La narration est écartelée entre le brouillard qui enveloppe le passé et la vivacité renouvelée de la nature, entre l’opacité des affects et le caractère concret du quotidien dans une exploitation agricole. Les mots se révèlent indicibles, inaudibles quand ils touchent à la mémoire, révèlent du vécu ou questionnent une relation ; ils se déploient avec poésie et résonnent puissamment quand il s’agit de raconter le rythme des saisons, la beauté des paysages ou même de s’appesantir sur la pénibilité du travail et l’âpreté des conditions de vie. Au vide des conversations avortées répond la plénitude des échanges factuels. Ce décalage persistant insuffle du mystère, du doute et de l’incertitude au cœur même des événements auxquels sont confrontés les Goldberger qui cohabitent ou se succèdent dans la ferme.

La distance que Reinhard Kaiser-Mühlecker maintient à l’égard de ses personnages contribue à l’ambiguïté de leur positionnement : « Chacun portait ses propres lunettes et voyait le monde à travers elles. » Chacune de ces histoires de vie, si elles n’étaient liées par le poids du déni, pourrait être un roman en soi, une chronique du monde agricole, une intrusion dans l’âme des paysans, un témoignage de l’évolution sociale et sociétale d’un coin de terre. Des tableaux jaillissent comme autant d’arrêts sur image qui pérennisent le moment où le tracteur remplace le cheval, où l’élevage des bêtes s’ajoute au travail de la terre, qui fixent le jeu imaginé par le père pour choisir celui des deux fils qui reprendra l’exploitation ou racontent la jalousie qui isole les plus entreprenants, les enjeux de pouvoir qui éclatent. Des passages lumineux offrent en partage l’étendue des champs, les couleurs des lilas et autres fleurs, le bruissement des cours d’eau.

C’est dans cet environnement que les membres de la famille Goldberger – du patriarche Ferdinand jusqu’à cet arrière-petit-fils qui surgit comme par miracle, en passant par les enfants Ferdinand et Martha, les petits-enfants Paul, Thomas et Maria – restent avant tout les prisonniers d’une faute inavouée, les jouets de stigmates réels ou fantasmés. Leur difficulté à communiquer entre eux, à exprimer leurs sentiments, leur besoin de solitude, leur méfiance instinctive en témoignent.

La mise à l’écart du patriarche Ferdinand de ses fonctions de responsable nazi et ses nombreux agissements criminels ne sont évoqués que par bribes, au hasard d’images fortes qui interrogent les idées de foi, de pardon, de pitié, de rédemption, de vengeance, d’oubli et de fatalité.
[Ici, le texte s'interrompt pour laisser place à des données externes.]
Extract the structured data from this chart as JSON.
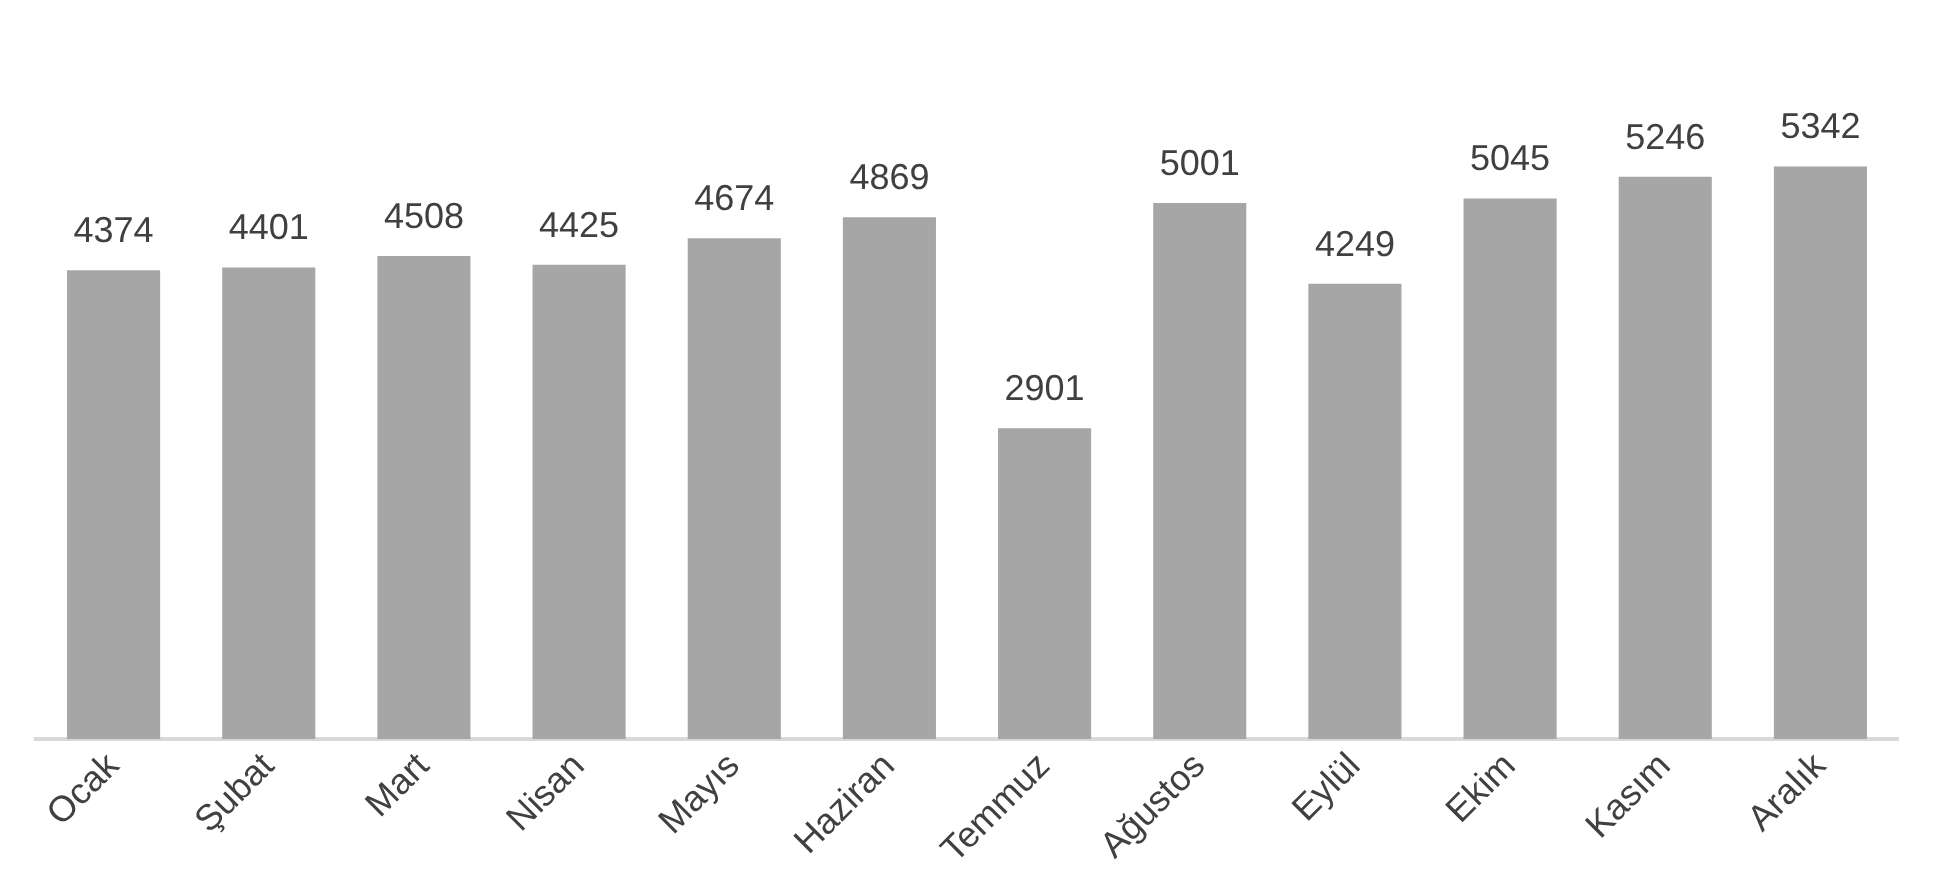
{
  "chart_data": {
    "type": "bar",
    "categories": [
      "Ocak",
      "Şubat",
      "Mart",
      "Nisan",
      "Mayıs",
      "Haziran",
      "Temmuz",
      "Ağustos",
      "Eylül",
      "Ekim",
      "Kasım",
      "Aralık"
    ],
    "values": [
      4374,
      4401,
      4508,
      4425,
      4674,
      4869,
      2901,
      5001,
      4249,
      5045,
      5246,
      5342
    ],
    "color": "#a6a6a6",
    "data_labels": true,
    "grid": false,
    "legend": false
  }
}
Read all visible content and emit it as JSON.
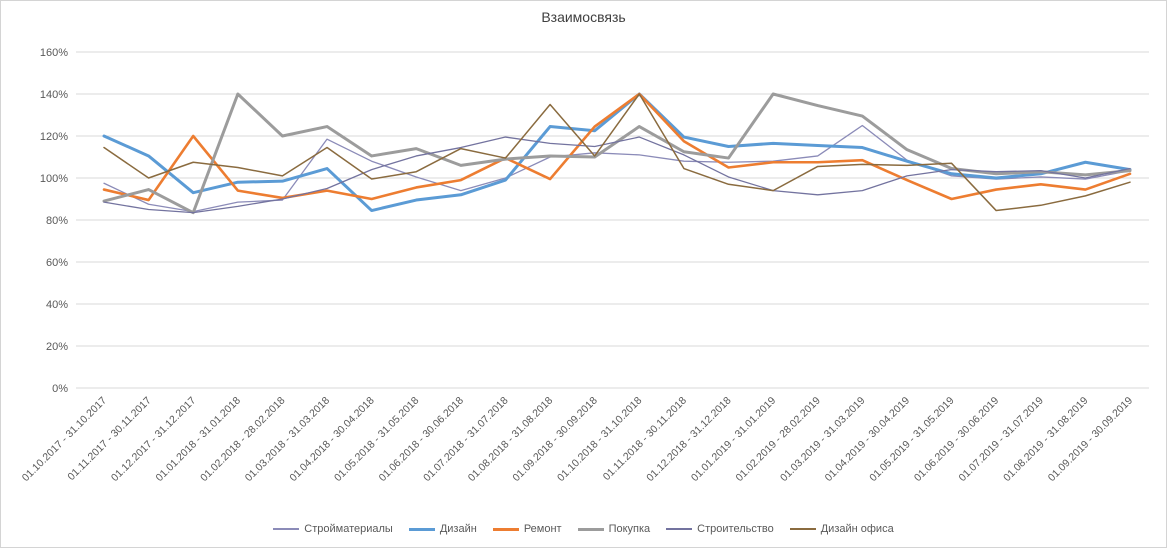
{
  "window": {
    "background": "#ffffff",
    "border_color": "#d4d4d4"
  },
  "chart_data": {
    "type": "line",
    "title": "Взаимосвязь",
    "grid": true,
    "legend_position": "bottom",
    "y_axis": {
      "min": 0,
      "max": 160,
      "step": 20,
      "suffix": "%",
      "tick_labels": [
        "0%",
        "20%",
        "40%",
        "60%",
        "80%",
        "100%",
        "120%",
        "140%",
        "160%"
      ]
    },
    "categories": [
      "01.10.2017 - 31.10.2017",
      "01.11.2017 - 30.11.2017",
      "01.12.2017 - 31.12.2017",
      "01.01.2018 - 31.01.2018",
      "01.02.2018 - 28.02.2018",
      "01.03.2018 - 31.03.2018",
      "01.04.2018 - 30.04.2018",
      "01.05.2018 - 31.05.2018",
      "01.06.2018 - 30.06.2018",
      "01.07.2018 - 31.07.2018",
      "01.08.2018 - 31.08.2018",
      "01.09.2018 - 30.09.2018",
      "01.10.2018 - 31.10.2018",
      "01.11.2018 - 30.11.2018",
      "01.12.2018 - 31.12.2018",
      "01.01.2019 - 31.01.2019",
      "01.02.2019 - 28.02.2019",
      "01.03.2019 - 31.03.2019",
      "01.04.2019 - 30.04.2019",
      "01.05.2019 - 31.05.2019",
      "01.06.2019 - 30.06.2019",
      "01.07.2019 - 31.07.2019",
      "01.08.2019 - 31.08.2019",
      "01.09.2019 - 30.09.2019"
    ],
    "series": [
      {
        "name": "Стройматериалы",
        "color": "#8b8bb8",
        "width": 1.3,
        "values": [
          97.5,
          87.5,
          84,
          88.5,
          89.5,
          118.5,
          108,
          100.5,
          94,
          100,
          110,
          112,
          111,
          108,
          107.5,
          108,
          110.5,
          125,
          108.5,
          101,
          99.5,
          100.5,
          99.5,
          103.5
        ]
      },
      {
        "name": "Дизайн",
        "color": "#5b9bd5",
        "width": 3,
        "values": [
          120,
          110.5,
          93,
          98,
          98.5,
          104.5,
          84.5,
          89.5,
          92,
          99,
          124.5,
          122.5,
          140,
          119.5,
          115,
          116.5,
          115.5,
          114.5,
          108,
          102,
          100,
          102,
          107.5,
          104
        ]
      },
      {
        "name": "Ремонт",
        "color": "#ed7d31",
        "width": 2.6,
        "values": [
          94.5,
          89.5,
          120,
          94,
          90.5,
          94,
          90,
          95.5,
          99,
          109.5,
          99.5,
          124.5,
          140,
          117.5,
          105,
          107.5,
          107.5,
          108.5,
          99,
          90,
          94.5,
          97,
          94.5,
          102
        ]
      },
      {
        "name": "Покупка",
        "color": "#9c9c9c",
        "width": 3,
        "values": [
          89,
          94.5,
          83.5,
          140,
          120,
          124.5,
          110.5,
          114,
          106,
          109,
          110.5,
          110,
          124.5,
          112.5,
          109.5,
          140,
          134.5,
          129.5,
          113.5,
          104.5,
          102,
          103,
          101.5,
          103.5
        ]
      },
      {
        "name": "Строительство",
        "color": "#73739f",
        "width": 1.3,
        "values": [
          88.5,
          85,
          83.5,
          86.5,
          90,
          95,
          104,
          110.5,
          114.5,
          119.5,
          116.5,
          115,
          119.5,
          111,
          100.5,
          94,
          92,
          94,
          101,
          104,
          103,
          103.5,
          100,
          104.5
        ]
      },
      {
        "name": "Дизайн офиса",
        "color": "#8a6b3f",
        "width": 1.5,
        "values": [
          114.5,
          100,
          107.5,
          105,
          101,
          114.5,
          99.5,
          103,
          114,
          109.5,
          135,
          110.5,
          140,
          104.5,
          97,
          94,
          105.5,
          106.5,
          106,
          107,
          84.5,
          87,
          91.5,
          98
        ]
      }
    ]
  }
}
Elisabeth, l’aubergiste de Rosental, reconnaît en Ferdinand le responsable de la mort de son mari et de ses frères, mais refait sa vie avec lui, alors que les camarades de captivité du Polonais, dont Ferdinand procède à l’exécution, reviennent pour le passer à tabac.
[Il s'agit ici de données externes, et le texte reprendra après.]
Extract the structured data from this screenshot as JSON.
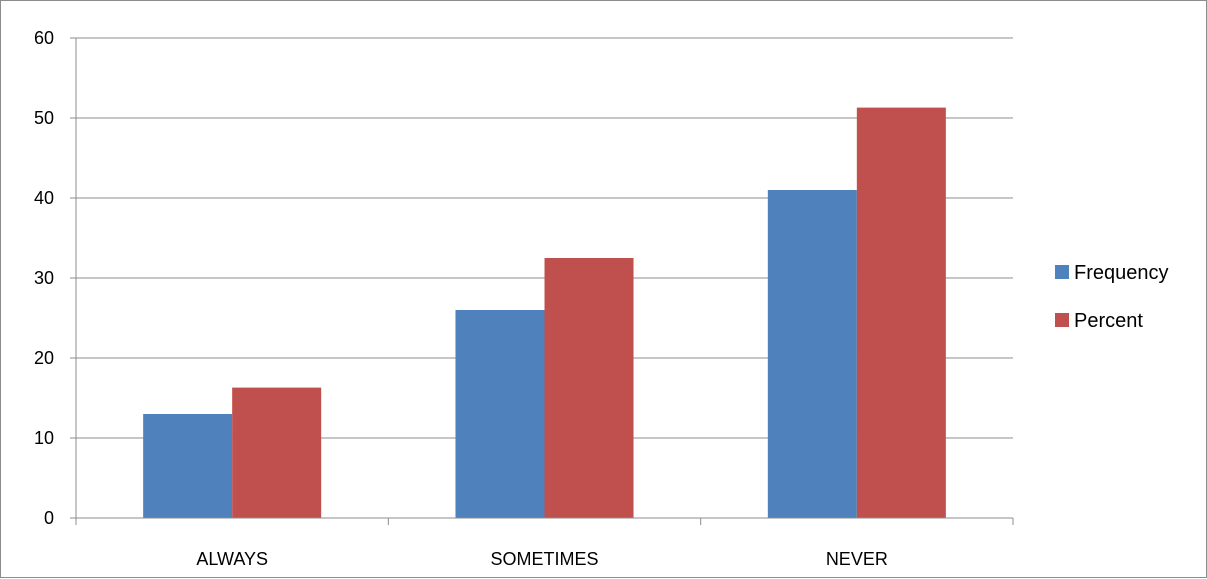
{
  "chart_data": {
    "type": "bar",
    "title": "",
    "xlabel": "",
    "ylabel": "",
    "categories": [
      "ALWAYS",
      "SOMETIMES",
      "NEVER"
    ],
    "series": [
      {
        "name": "Frequency",
        "values": [
          13,
          26,
          41
        ],
        "color": "#4f81bd"
      },
      {
        "name": "Percent",
        "values": [
          16.3,
          32.5,
          51.3
        ],
        "color": "#c0504d"
      }
    ],
    "ylim": [
      0,
      60
    ],
    "yticks": [
      "0",
      "10",
      "20",
      "30",
      "40",
      "50",
      "60"
    ],
    "grid": true,
    "legend": "right"
  }
}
Métaphore de la relation de l’Autriche à son histoire, Ferdinand ne réfléchit pas au sens de ses actes passés, satisfait de passer de longues heures au fond de la carrière, rachetée avec profit à un nazi en fuite, comme pour fouiller la terre à défaut de ses souvenirs. En revanche, il croit que la faute du père rejaillira sur ses enfants jusqu’à la troisième ou quatrième génération, d’où ce petit carnet gris où il attribue des chiffres à ses descendants, espérant que l’interruption de la chaîne générationnelle marque la fin de la malédiction. Des drames éclatent : sa fille, Martha, ne prononce plus un seul mot et reste assise immobile sur le fauteuil à oreilles, la vieille bergère de cuir marron de sa défunte mère ; son petit-fils Thomas et sa petite-fille Maria n’ont pas d’enfants. Les situations se répètent : les fils exilent les pères de la ferme pour asseoir leur autorité ; tout comme son grand-père, Paul doit s’enfuir après avoir, sous l’effet de l’alcool, incendié une maison et provoqué la mort de l’ancienne aubergiste, pour finir brûlé vif sur un bûcher en Bolivie.
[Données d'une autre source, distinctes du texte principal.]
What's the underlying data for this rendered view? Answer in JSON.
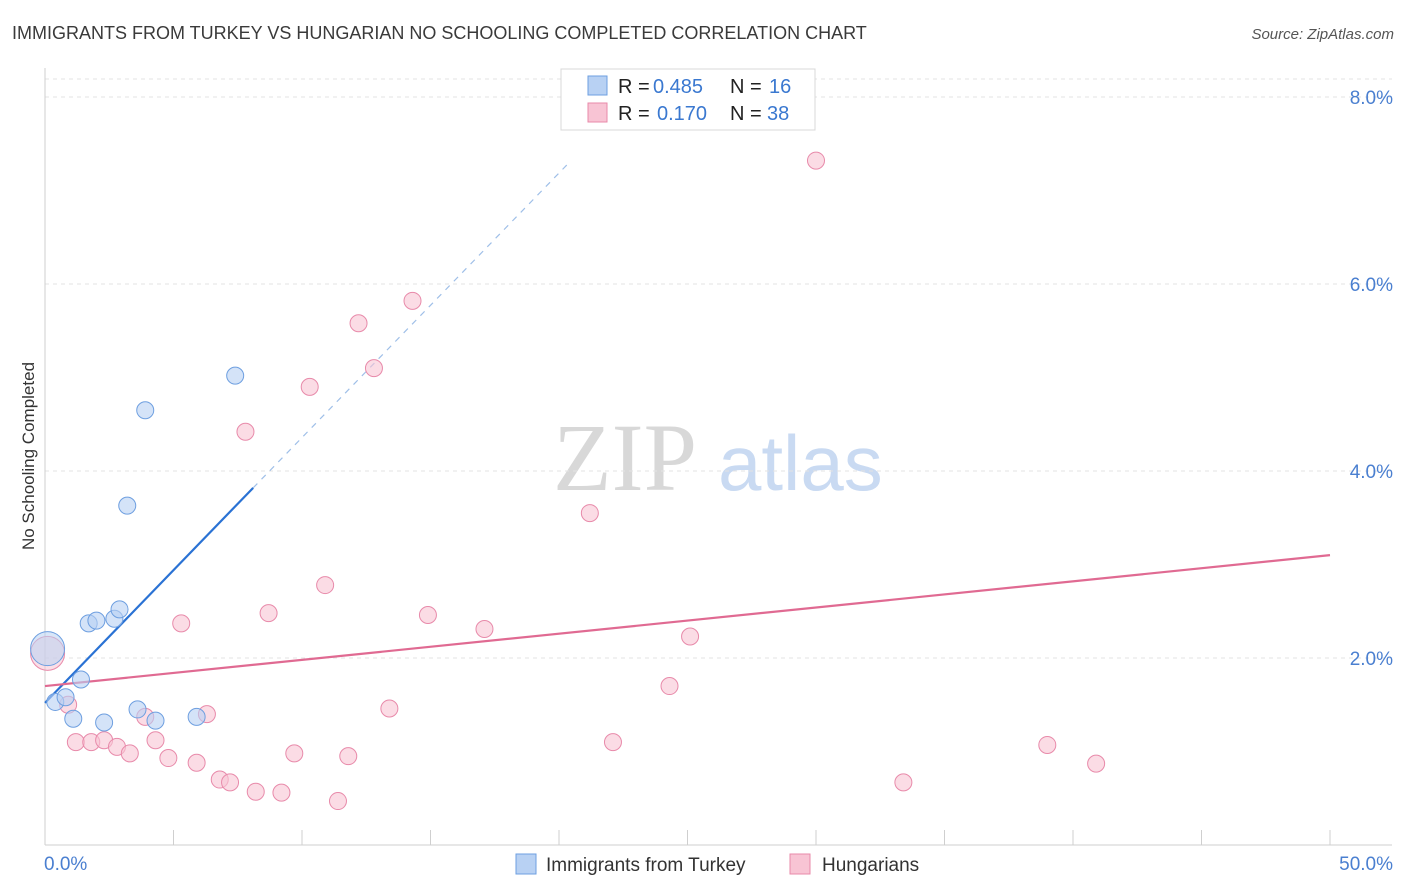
{
  "chart_data": {
    "type": "scatter",
    "title": "IMMIGRANTS FROM TURKEY VS HUNGARIAN NO SCHOOLING COMPLETED CORRELATION CHART",
    "source": "Source: ZipAtlas.com",
    "ylabel": "No Schooling Completed",
    "xlim": [
      0,
      50
    ],
    "ylim": [
      0,
      8.0
    ],
    "y_ticks": [
      {
        "value": 2.0,
        "label": "2.0%"
      },
      {
        "value": 4.0,
        "label": "4.0%"
      },
      {
        "value": 6.0,
        "label": "6.0%"
      },
      {
        "value": 8.0,
        "label": "8.0%"
      }
    ],
    "x_tick_labels": {
      "min": "0.0%",
      "max": "50.0%"
    },
    "grid": true,
    "watermark": {
      "zip": "ZIP",
      "atlas": "atlas"
    },
    "legend": [
      {
        "r_label": "R =",
        "r_value": "0.485",
        "n_label": "N =",
        "n_value": "16"
      },
      {
        "r_label": "R =",
        "r_value": "0.170",
        "n_label": "N =",
        "n_value": "38"
      }
    ],
    "series": [
      {
        "name": "Immigrants from Turkey",
        "color": "#6e9fe0",
        "fill": "#b8d1f3",
        "line_color": "#2a72d4",
        "trend": {
          "x_start": 0.0,
          "y_start": 1.52,
          "x_solid_end": 8.1,
          "y_solid_end": 3.82,
          "x_dash_end": 20.4,
          "y_dash_end": 7.3
        },
        "points": [
          {
            "x": 0.1,
            "y": 2.1,
            "big": true
          },
          {
            "x": 0.4,
            "y": 1.53
          },
          {
            "x": 0.8,
            "y": 1.58
          },
          {
            "x": 1.1,
            "y": 1.35
          },
          {
            "x": 1.4,
            "y": 1.77
          },
          {
            "x": 1.7,
            "y": 2.37
          },
          {
            "x": 2.0,
            "y": 2.4
          },
          {
            "x": 2.3,
            "y": 1.31
          },
          {
            "x": 2.7,
            "y": 2.42
          },
          {
            "x": 2.9,
            "y": 2.52
          },
          {
            "x": 3.2,
            "y": 3.63
          },
          {
            "x": 3.6,
            "y": 1.45
          },
          {
            "x": 3.9,
            "y": 4.65
          },
          {
            "x": 4.3,
            "y": 1.33
          },
          {
            "x": 5.9,
            "y": 1.37
          },
          {
            "x": 7.4,
            "y": 5.02
          }
        ]
      },
      {
        "name": "Hungarians",
        "color": "#e88aaa",
        "fill": "#f8c4d4",
        "line_color": "#e06a92",
        "trend": {
          "x_start": 0.0,
          "y_start": 1.7,
          "x_solid_end": 50.0,
          "y_solid_end": 3.1
        },
        "points": [
          {
            "x": 0.1,
            "y": 2.05,
            "big": true
          },
          {
            "x": 0.9,
            "y": 1.5
          },
          {
            "x": 1.2,
            "y": 1.1
          },
          {
            "x": 1.8,
            "y": 1.1
          },
          {
            "x": 2.3,
            "y": 1.12
          },
          {
            "x": 2.8,
            "y": 1.05
          },
          {
            "x": 3.3,
            "y": 0.98
          },
          {
            "x": 3.9,
            "y": 1.37
          },
          {
            "x": 4.3,
            "y": 1.12
          },
          {
            "x": 4.8,
            "y": 0.93
          },
          {
            "x": 5.3,
            "y": 2.37
          },
          {
            "x": 5.9,
            "y": 0.88
          },
          {
            "x": 6.3,
            "y": 1.4
          },
          {
            "x": 6.8,
            "y": 0.7
          },
          {
            "x": 7.2,
            "y": 0.67
          },
          {
            "x": 7.8,
            "y": 4.42
          },
          {
            "x": 8.2,
            "y": 0.57
          },
          {
            "x": 8.7,
            "y": 2.48
          },
          {
            "x": 9.2,
            "y": 0.56
          },
          {
            "x": 9.7,
            "y": 0.98
          },
          {
            "x": 10.3,
            "y": 4.9
          },
          {
            "x": 10.9,
            "y": 2.78
          },
          {
            "x": 11.4,
            "y": 0.47
          },
          {
            "x": 11.8,
            "y": 0.95
          },
          {
            "x": 12.2,
            "y": 5.58
          },
          {
            "x": 12.8,
            "y": 5.1
          },
          {
            "x": 13.4,
            "y": 1.46
          },
          {
            "x": 14.3,
            "y": 5.82
          },
          {
            "x": 14.9,
            "y": 2.46
          },
          {
            "x": 17.1,
            "y": 2.31
          },
          {
            "x": 21.2,
            "y": 3.55
          },
          {
            "x": 22.1,
            "y": 1.1
          },
          {
            "x": 24.3,
            "y": 1.7
          },
          {
            "x": 25.1,
            "y": 2.23
          },
          {
            "x": 30.0,
            "y": 7.32
          },
          {
            "x": 33.4,
            "y": 0.67
          },
          {
            "x": 39.0,
            "y": 1.07
          },
          {
            "x": 40.9,
            "y": 0.87
          }
        ]
      }
    ]
  }
}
« Ce n’est pas moi qui me suis mis au monde » : chaque protagoniste du roman comprend la lourdeur de son héritage, lorsqu’à un moment de sa vie, dans des circonstances souvent étranges, il prend connaissance du fameux petit carnet gris. À lui de décider alors s’il veut faire sienne la malédiction ou assumer l’histoire de sa famille.

Verdier, 2021
704 p. 30,50 €

Sylvie Bressler

Critique littéraire à la revue Esprit depuis 2002.